It created the stanchions of a mainstream political media soapbox, as well as the basis for thousands of meme images posted across the internet, but now the University of California will pay out $630,000 in personal injury damages to more than twenty U.C.- Davis students who were doused with pepper spray by campus police during a videotaped protest in November that the Occupy movement used as the iconic example of excessive police force, reported the San Francisco Chronicle.
In November of last year, a campus policeperson used pepper spray to move non-violent student protesters involved in an ‘Occupy’ demonstration, while simultaneously blocking the students’ exit from the school’s quad. Armed police in riot helmets showered demonstrators with the chemical irritant as the students sat with arms linked. The Chronicle reports that the students were protesting steep tuition hikes and the public university’s increasing financial ties to corporations.
According to the terms of the $1 million legal settlement that was announced Wednesday, the students will each receive about $30,000 and a written apology from the university chancellor. The settlement was negotiated on the students’ behalf by the American Civil Liberties Union (ACLU), reports the San Francisco Chronicle; $630,000 will go to the students involved in the protest, $100,000 is being set aside for claims from others who can prove they were sprayed during the incident, and an additional $250,000 is going the ACLU.
In addition, the school must assist any students who suffered academically because they were pepper sprayed.

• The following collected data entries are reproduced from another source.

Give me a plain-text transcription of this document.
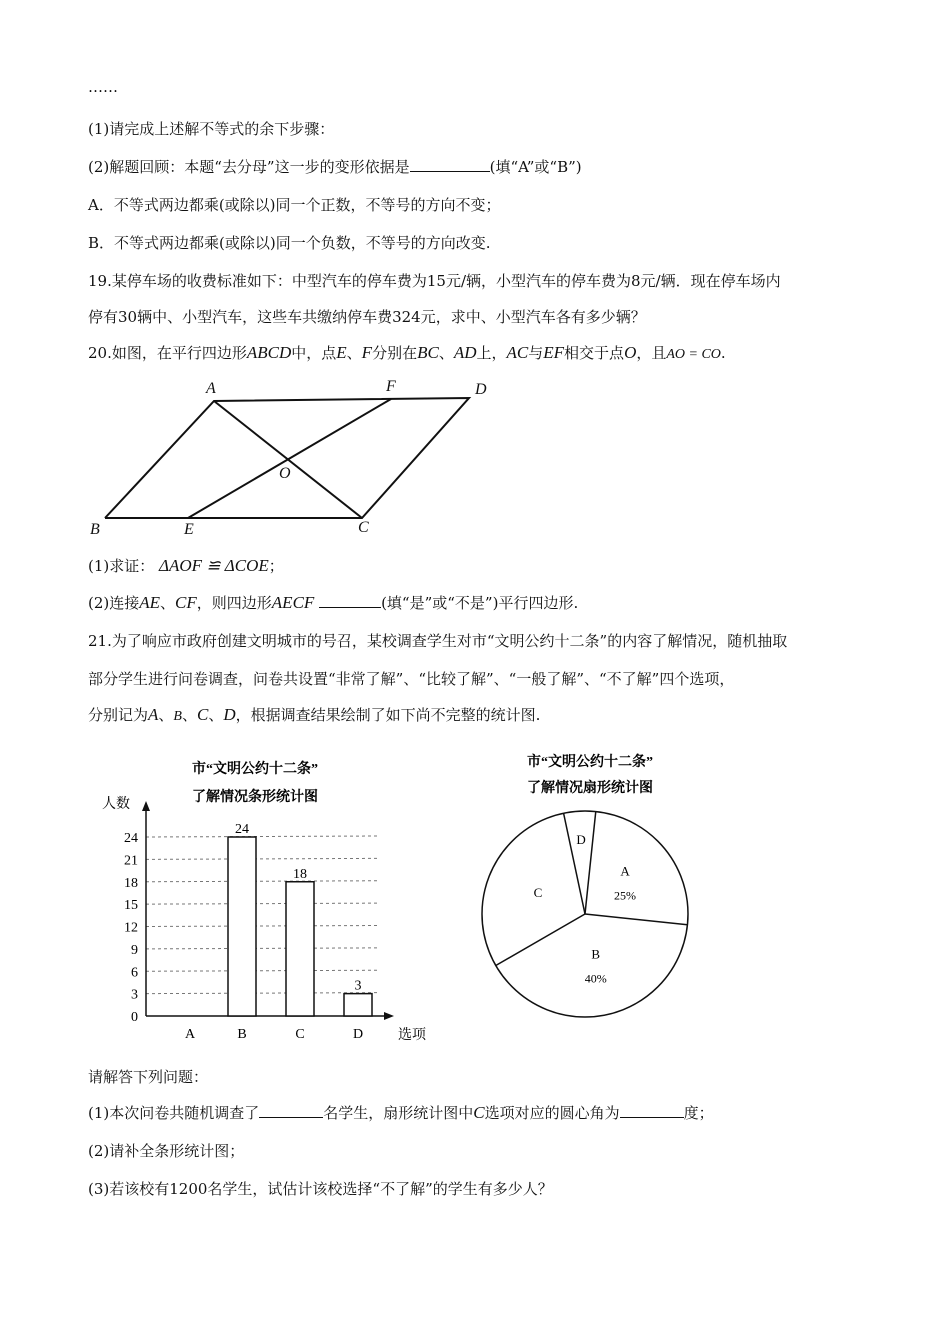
……
(1)请完成上述解不等式的余下步骤：
(2)解题回顾：本题“去分母”这一步的变形依据是	(填“A”或“B”)
A．不等式两边都乘(或除以)同一个正数，不等号的方向不变；
B．不等式两边都乘(或除以)同一个负数，不等号的方向改变.
19.某停车场的收费标准如下：中型汽车的停车费为15元/辆，小型汽车的停车费为8元/辆．现在停车场内
停有30辆中、小型汽车，这些车共缴纳停车费324元，求中、小型汽车各有多少辆？
20.如图，在平行四边形ABCD中，点E、F分别在BC、AD上，AC与EF相交于点O，且AO = CO.
A	F	D
O
B	E	C
(1)求证： ΔAOF ≌ ΔCOE；
(2)连接AE、CF，则四边形AECF	(填“是”或“不是”)平行四边形.
21.为了响应市政府创建文明城市的号召，某校调查学生对市“文明公约十二条”的内容了解情况，随机抽取
部分学生进行问卷调查，问卷共设置“非常了解”、“比较了解”、“一般了解”、“不了解”四个选项，
分别记为A、B、C、D，根据调查结果绘制了如下尚不完整的统计图.
市“文明公约十二条”
了解情况条形统计图
人数
选项
0
3
6
9
12
15
18
21
24
A	B
24
C
18
D
3
市“文明公约十二条”
了解情况扇形统计图
A
25%
B
40%
C
D
请解答下列问题：
(1)本次问卷共随机调查了	名学生，扇形统计图中C选项对应的圆心角为	度；
(2)请补全条形统计图；
(3)若该校有1200名学生，试估计该校选择“不了解”的学生有多少人？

One plaintiff based his personal injury lawsuit on allegations that he had suffered emotional distress in the form of panic attacks in the days after the protest and was forced to avoid subsequent gatherings, fearful that it would happen again.

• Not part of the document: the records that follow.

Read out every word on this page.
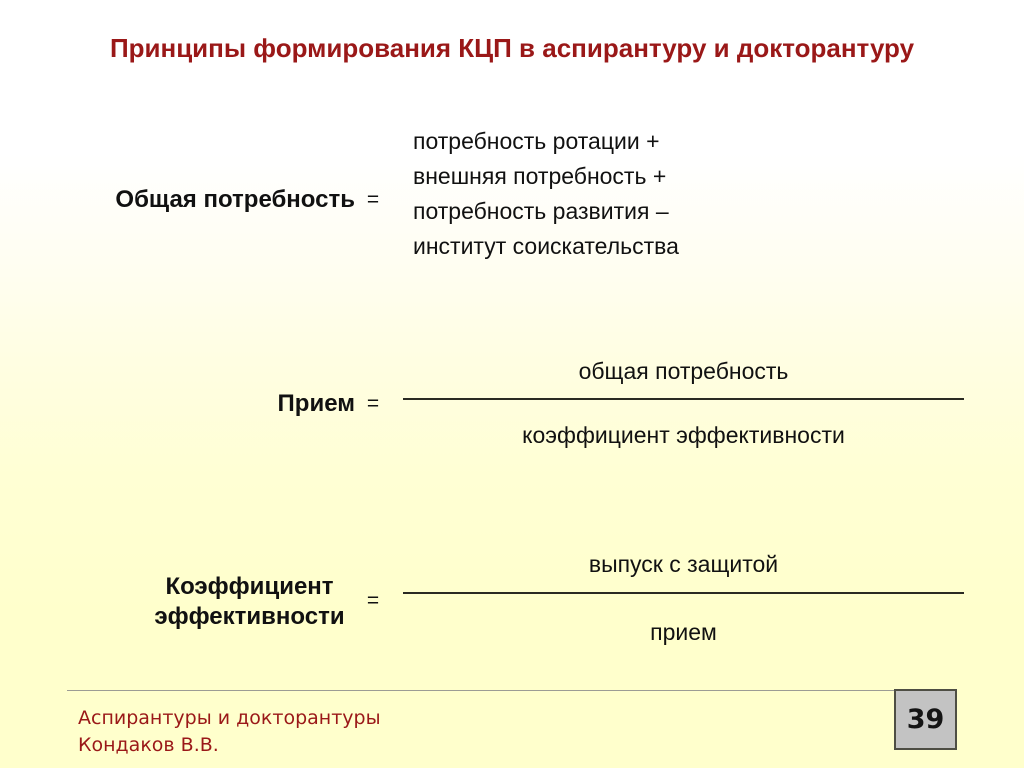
Принципы формирования КЦП в аспирантуру и докторантуру
Общая потребность =
потребность ротации +
внешняя потребность +
потребность развития –
институт соискательства
Прием =
общая потребность
коэффициент эффективности
Коэффициент эффективности
=
выпуск с защитой
прием
Аспирантуры и докторантуры
Кондаков В.В.
39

Under Illinois law, what’s known as a claim of “negligent infliction of emotional distress” may arise in situations like these. The underlying concept of this area of Illinois personal injury law is that individuals and businesses – including universities entrusted with the care of their students – have a general legal duty to use reasonable care to avoid causing emotional distress to another person. If the company or individual on behalf of the university fails in their duty and unreasonably causes emotional distress to another person, the actor may be held legally responsible, and may be made to pay damages to the harmed individual.
Jurisdictions, such as Illinois, allow for recovery for these types of claims in situations where the distress:
1. is inflicted intentionally; or,
2. is directly associated with a physical injury negligently inflicted upon a victim; or,
3. is caused by defamation and libel; or,
4. stems from witnessing a gruesome accident as a bystander; or,
5. is the product of some misconduct universally recognized as causing emotional distress such as mishandling a loved one’s corpse, or failing to deliver a death notice in a timely manner.
In addition to compensating the victims for harm suffered, the lawsuit has spurred change in the way in which police respond to peaceful gatherings, ensuring that tensions do not escalate. Hopefully these lawsuits send a message strong enough to prevent heartbreak – and resultant memes – for good.